A: We have been more in stock with cooking items. We have increased our assortment. As a high end retailer, we still have been able to either consistently sell or increase sales of more niche items to our regular customers as they assume the cooking responsibilities from restaurants.
In addition, our delivery service has increased because of social-distancing measures and customer concerns of contracting COVID-19.
Q: What is most important to you at this time in working with your grower/shippers/wholesalers?
A: Communication on quality and availability are most important. With different grades of produce available on the buying market, we made a concerted effort to procure the best quality available. We have also been in communication with our suppliers on what their COVID-19 plans have been.
Q: What are the top challenges you see in the months ahead in terms of fully supplying your produce departments?
A: Labor will be a challenge at the both growing, shipping and warehouse end.
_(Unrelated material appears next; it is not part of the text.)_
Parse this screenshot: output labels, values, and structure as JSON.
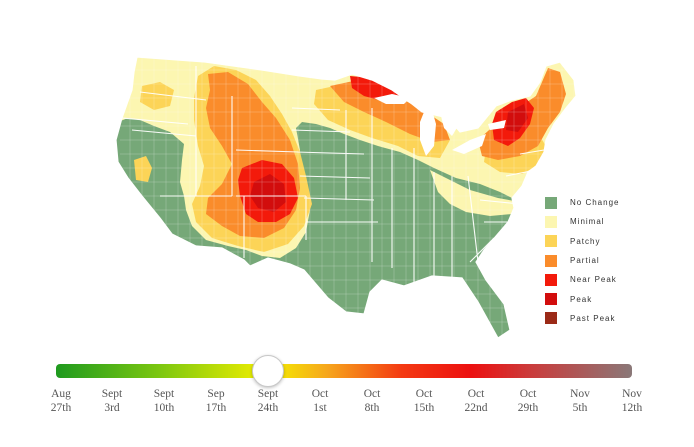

Being in New York City, the epicenter of the coronavirus, we have seen a high level of people calling in sick and some staff not able to work, which may affect our merchandising and production teams.
In addition, the availability of drivers, who want to come into NYC, has been difficult causing missed trucks and a lot of out-of-stocks. Our partner/growers have been affected with reduced labor availability.
Q: In the possible economic downturn we might see, how do you see this affecting produce sales overall and the ability to price and promote in the future?
A: Catering to high-end consumer, we are not susceptible to pricing and promoting. We may have to further venture into better grades, larger sizing and newer and niche items to differentiate ourselves from the low cost providers.
Q: When this crisis is over, will consumers continue to order more produce online?
A: I truly believe that the social distancing effects of the COVID-19 will continue, causing lower customer counts in stores and higher online produce sales.
Q: Working through what you are now, what advice would you give to a produce executive in your shoes in the future about what to do?
A: Steady the ship. Keep 100% fulfillment of core produce items. Now is the time for analysis and category reviews. Eliminate redundant items.